Tuesday, analysts at UBS reaffirmed their positive stance on Inspire Medical Systems (NYSE:INSP), maintaining a Buy rating and a price target of $265.00. This aligns with the broader Wall Street sentiment, as InvestingPro data shows a strong Buy consensus with analyst targets ranging from $190 to $270. UBS’s endorsement comes in the wake of Inspire Medical (TASE:PMCN)’s fourth-quarter results for the year 2024, which they believe underscore the company’s continued growth and potential to sustain adoption momentum.
The company’s performance is seen as a reassurance for investors, particularly in light of the ongoing Department of Justice investigation. While acknowledging that the scrutiny could pressure the stock, which has already declined 8.3% over the past week according to InvestingPro data, UBS suggests that such investigations are increasingly typical in the medical technology and healthcare sectors, often culminating in settlements.
Despite the potential for the legal situation to cast a shadow over the company’s stock, UBS views any resultant dip in share price as a compelling buying opportunity. This perspective is bolstered by Inspire Medical’s robust financial health, which InvestingPro rates as "GREAT" with an impressive current ratio of 7.84, indicating strong liquidity. The company maintains a conservative debt profile with a debt-to-equity ratio of just 0.04, while generating positive free cash flow.
UBS’s confidence in Inspire Medical is further supported by the company’s robust fundamentals. The firm anticipates that Inspire Medical is not only positioned to maintain double-digit sales growth - evidenced by its current revenue growth rate of 32.5% - but also to exceed expectations with its earnings per share (EPS) for the year 2025. The guidance provided for 2025 EPS has surpassed consensus estimates, indicating potential for even greater financial leverage in the future. For deeper insights into Inspire Medical’s growth prospects and comprehensive analysis, investors can access the detailed Pro Research Report available on InvestingPro, which covers over 1,400 top US stocks.

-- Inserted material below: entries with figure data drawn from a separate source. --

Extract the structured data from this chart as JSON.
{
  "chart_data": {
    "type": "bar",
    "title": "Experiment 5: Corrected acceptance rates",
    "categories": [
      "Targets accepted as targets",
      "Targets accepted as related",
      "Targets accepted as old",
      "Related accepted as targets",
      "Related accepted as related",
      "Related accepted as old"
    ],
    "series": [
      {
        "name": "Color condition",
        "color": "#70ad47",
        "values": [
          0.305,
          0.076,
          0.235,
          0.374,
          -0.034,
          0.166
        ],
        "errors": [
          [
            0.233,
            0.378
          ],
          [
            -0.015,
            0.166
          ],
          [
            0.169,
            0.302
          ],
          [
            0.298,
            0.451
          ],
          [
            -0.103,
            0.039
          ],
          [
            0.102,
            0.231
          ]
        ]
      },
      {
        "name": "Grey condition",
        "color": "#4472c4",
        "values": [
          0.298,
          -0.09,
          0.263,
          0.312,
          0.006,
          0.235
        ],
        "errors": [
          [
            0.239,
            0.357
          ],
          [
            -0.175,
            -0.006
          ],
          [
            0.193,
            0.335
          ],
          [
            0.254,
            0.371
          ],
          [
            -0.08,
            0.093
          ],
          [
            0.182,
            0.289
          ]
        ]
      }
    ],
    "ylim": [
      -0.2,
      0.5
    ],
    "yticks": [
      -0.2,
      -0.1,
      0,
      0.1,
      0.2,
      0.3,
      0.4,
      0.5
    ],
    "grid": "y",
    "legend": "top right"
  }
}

In other recent news, Inspire Medical Systems has been in the spotlight following its recent fourth-quarter earnings report, which showed a significant beat on earnings per share (EPS) and revenue that met expectations. RBC Capital Markets has maintained an Outperform rating on Inspire Medical, with a price target of $260, citing the company’s continued profitability and operational excellence. Truist Securities, while lowering its price target from $250 to $235, retained a Buy rating on the company.
Morgan Stanley (NYSE:MS) also adjusted its price target for Inspire Medical, reducing it from $230 to $220 but maintained an Overweight rating. Piper Sandler reiterated an Overweight rating and a $233 price target, highlighting the strong profit and loss leverage of the company. Despite a Department of Justice investigation, Piper Sandler expressed optimism about the company’s future performance.

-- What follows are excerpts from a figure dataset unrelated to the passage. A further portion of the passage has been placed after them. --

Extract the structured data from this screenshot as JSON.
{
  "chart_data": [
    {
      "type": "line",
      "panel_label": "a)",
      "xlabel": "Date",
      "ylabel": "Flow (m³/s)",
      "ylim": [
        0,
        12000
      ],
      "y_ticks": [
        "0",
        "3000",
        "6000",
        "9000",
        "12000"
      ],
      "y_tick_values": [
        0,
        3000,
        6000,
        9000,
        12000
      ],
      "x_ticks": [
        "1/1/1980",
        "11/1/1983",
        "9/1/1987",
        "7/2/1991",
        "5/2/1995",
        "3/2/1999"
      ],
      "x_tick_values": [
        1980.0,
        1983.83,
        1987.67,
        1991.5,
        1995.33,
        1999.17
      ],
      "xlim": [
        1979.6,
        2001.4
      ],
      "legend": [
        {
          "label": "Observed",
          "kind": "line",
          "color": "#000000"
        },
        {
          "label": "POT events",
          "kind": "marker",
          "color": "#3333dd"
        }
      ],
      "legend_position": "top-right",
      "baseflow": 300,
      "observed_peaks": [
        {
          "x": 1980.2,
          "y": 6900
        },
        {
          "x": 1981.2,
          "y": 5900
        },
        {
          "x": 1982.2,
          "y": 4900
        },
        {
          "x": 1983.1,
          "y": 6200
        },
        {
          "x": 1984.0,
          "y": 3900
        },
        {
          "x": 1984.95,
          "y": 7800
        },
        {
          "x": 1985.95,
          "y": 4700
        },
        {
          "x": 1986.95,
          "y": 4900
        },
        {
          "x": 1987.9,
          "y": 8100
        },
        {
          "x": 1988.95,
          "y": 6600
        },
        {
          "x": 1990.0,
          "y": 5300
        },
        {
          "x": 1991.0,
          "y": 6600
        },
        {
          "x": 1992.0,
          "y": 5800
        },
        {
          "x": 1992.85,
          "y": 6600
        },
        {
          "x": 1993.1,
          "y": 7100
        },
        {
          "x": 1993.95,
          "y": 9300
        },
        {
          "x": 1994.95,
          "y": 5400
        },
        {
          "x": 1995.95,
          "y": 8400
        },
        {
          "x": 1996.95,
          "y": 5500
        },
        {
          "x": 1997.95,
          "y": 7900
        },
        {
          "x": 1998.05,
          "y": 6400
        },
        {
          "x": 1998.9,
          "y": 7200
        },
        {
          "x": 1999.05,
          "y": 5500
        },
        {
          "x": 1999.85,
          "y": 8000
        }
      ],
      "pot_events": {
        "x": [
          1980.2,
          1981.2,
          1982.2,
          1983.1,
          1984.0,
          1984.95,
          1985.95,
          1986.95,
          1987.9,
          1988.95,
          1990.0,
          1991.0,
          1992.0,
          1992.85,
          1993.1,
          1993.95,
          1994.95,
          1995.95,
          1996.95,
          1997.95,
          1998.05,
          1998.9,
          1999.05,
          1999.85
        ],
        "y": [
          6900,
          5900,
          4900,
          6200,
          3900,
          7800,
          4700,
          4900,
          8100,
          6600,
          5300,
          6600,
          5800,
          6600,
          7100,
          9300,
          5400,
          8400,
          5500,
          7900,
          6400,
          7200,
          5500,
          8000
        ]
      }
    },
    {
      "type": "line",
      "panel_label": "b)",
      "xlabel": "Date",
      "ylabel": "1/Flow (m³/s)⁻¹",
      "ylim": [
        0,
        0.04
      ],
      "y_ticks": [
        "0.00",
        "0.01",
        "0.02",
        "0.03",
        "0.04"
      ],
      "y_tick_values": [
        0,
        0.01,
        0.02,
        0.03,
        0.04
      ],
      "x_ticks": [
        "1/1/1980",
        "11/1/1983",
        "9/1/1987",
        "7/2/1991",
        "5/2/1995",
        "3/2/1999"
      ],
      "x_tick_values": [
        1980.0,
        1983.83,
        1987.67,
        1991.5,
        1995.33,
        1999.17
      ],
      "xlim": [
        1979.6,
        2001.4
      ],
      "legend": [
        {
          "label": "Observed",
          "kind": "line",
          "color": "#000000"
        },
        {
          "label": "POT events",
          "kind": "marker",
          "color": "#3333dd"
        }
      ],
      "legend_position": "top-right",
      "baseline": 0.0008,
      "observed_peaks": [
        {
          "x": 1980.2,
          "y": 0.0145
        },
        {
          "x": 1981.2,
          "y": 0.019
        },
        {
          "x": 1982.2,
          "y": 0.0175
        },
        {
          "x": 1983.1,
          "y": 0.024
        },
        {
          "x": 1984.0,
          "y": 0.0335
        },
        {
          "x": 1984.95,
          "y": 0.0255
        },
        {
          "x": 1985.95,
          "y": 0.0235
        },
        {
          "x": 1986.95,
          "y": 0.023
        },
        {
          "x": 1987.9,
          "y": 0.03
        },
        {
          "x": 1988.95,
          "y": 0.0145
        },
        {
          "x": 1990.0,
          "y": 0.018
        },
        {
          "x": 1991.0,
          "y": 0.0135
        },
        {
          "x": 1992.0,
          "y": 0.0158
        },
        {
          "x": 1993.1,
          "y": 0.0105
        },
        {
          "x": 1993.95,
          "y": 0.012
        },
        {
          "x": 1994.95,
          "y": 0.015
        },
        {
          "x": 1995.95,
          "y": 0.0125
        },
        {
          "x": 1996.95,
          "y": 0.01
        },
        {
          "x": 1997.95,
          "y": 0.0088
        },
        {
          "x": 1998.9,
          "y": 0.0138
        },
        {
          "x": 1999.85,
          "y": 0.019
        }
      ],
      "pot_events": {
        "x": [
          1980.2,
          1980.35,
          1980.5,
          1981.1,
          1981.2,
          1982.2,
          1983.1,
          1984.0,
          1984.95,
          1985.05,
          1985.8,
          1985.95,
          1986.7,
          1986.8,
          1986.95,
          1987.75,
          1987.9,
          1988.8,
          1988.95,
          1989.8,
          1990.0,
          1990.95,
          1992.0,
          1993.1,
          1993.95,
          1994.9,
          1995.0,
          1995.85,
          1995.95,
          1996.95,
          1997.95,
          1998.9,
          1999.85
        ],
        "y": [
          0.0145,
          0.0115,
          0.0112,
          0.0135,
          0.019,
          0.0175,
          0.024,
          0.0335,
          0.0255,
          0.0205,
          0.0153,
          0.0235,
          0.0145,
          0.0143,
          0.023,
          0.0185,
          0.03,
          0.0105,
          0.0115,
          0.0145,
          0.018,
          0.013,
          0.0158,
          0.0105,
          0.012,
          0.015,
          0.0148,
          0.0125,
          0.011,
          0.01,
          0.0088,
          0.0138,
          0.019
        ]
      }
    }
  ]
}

Leerink Partners slightly raised its price target from $193 to $194, keeping a Market Perform rating. The company’s management has confirmed its sales guidance for the year 2025, aiming for $940-955 million, indicating an increase of 17-19%. Additionally, the company provided a new positive EPS guidance ranging from $2.10 to $2.20, compared to the Street’s expectation of $1.97. These recent developments underline Inspire Medical’s continued growth trajectory and its ability to deliver on its financial goals.